La mano de su madre subió flotando hasta el pecho y dio unos golpecitos.
– Aquí. No sabes lo que hay aquí dentro. -La mano cayó flácida-. Tú no lo sabes.
18
Transcurrió una semana, pero Tariq seguía sin dar señales de vida. Luego transcurrió otra.
Para aliviar la espera, Laila arregló la puerta mosquitera que babi aún no había tocado. Bajó los libros de su padre, les quitó el polvo y los ordenó alfabéticamente. Fue a la calle del Pollo con Hasina, Giti y la madre de ésta, Nila, que era costurera y a veces trabajaba con la madre de Laila. Durante esa semana, Laila llegó a un convencimiento: de todas las penalidades que debía arrostrar una persona, la más dura era la espera.
Transcurrieron otros siete días.
Horribles pensamientos atormentaban a Laila.
Tariq jamás volvería. Sus padres se habían mudado para siempre; el viaje a Gazni era una argucia, un plan de los adultos para ahorrarles a los dos una amarga despedida.
Una mina antipersona había vuelto a estallarle, igual que en 1981, cuando Tariq tenía cinco años, la última vez que sus padres lo habían llevado al sur, a Gazni, poco después del tercer cumpleaños de Laila. Tariq había tenido la suerte de perder sólo una pierna; la suerte de haber sobrevivido.
Laila no hacía más que darle vueltas y más vueltas a todas las posibilidades.
Hasta que una noche distinguió el diminuto haz de una linterna que llegaba desde el otro lado de la calle. De sus labios brotó una especie de chillido ahogado. Rápidamente sacó su linterna de debajo de la cama, pero no funcionaba. Le dio unos golpes contra la palma de la mano, maldiciendo las pilas. Pero le daba igual, porque Tariq había vuelto. Laila se sentó en el borde de la cama, aturdida de alivio, y contempló la bonita luz amarilla que se encendía y se apagaba como un intermitente.

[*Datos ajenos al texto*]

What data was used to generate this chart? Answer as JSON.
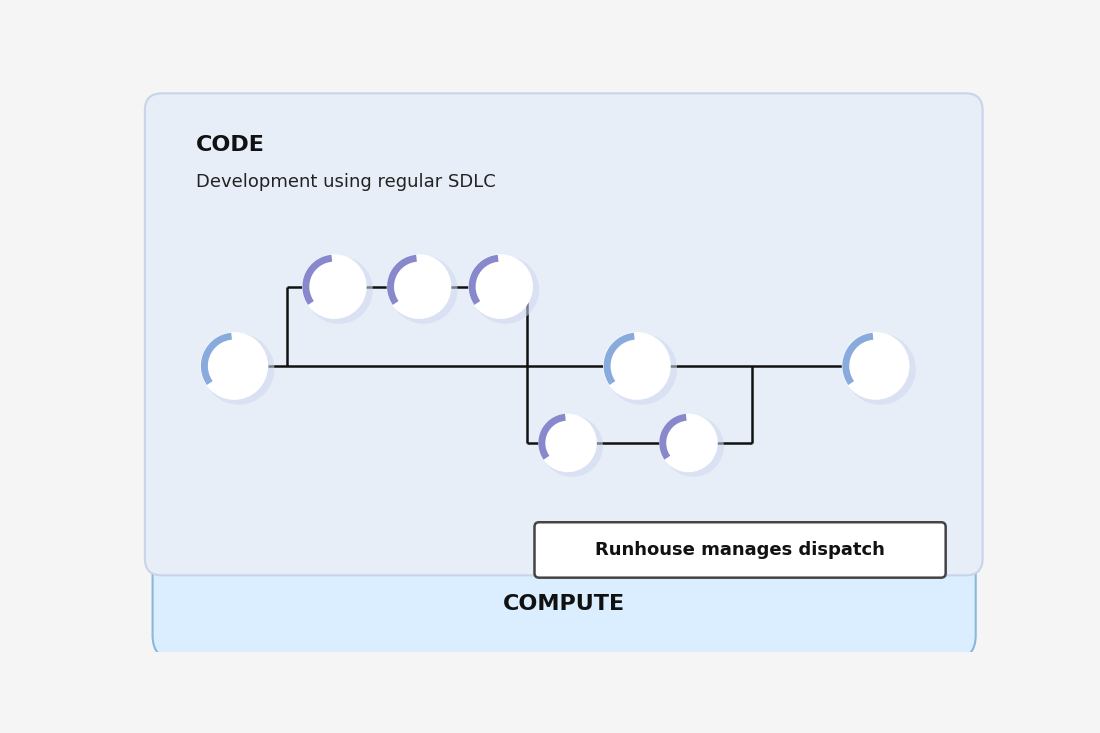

De camino a casa de Tariq al día siguiente, Laila vio a Jadim y un grupo de amigos suyos al otro lado de la calle. Jadim estaba en cuclillas y hacía un dibujo en la tierra con un palo. Al ver a Laila, dejó caer el palo, agitó los dedos y al mismo tiempo dijo algo que provocó las risas de sus amigos. Laila agachó la cabeza y pasó deprisa por su lado.
– ¿Qué te has hecho? -exclamó Laila cuando Tariq le abrió la puerta. Sólo entonces recordó que el tío de Tariq era barbero.
Tariq se pasó la mano por el cráneo afeitado y sonrió, mostrando unos dientes blancos y algo irregulares.
– ¿Te gusta?
– Parece que vayas a alistarte en el ejército.
– ¿Quieres tocarlo? -Bajó la cabeza.
El diminuto vello produjo un agradable cosquilleo en la mano de Laila. Tariq no era como otros niños, cuyos cabellos ocultaban cráneos cónicos y abultados. Su cabeza describía una curva perfecta y no mostraba defecto alguno.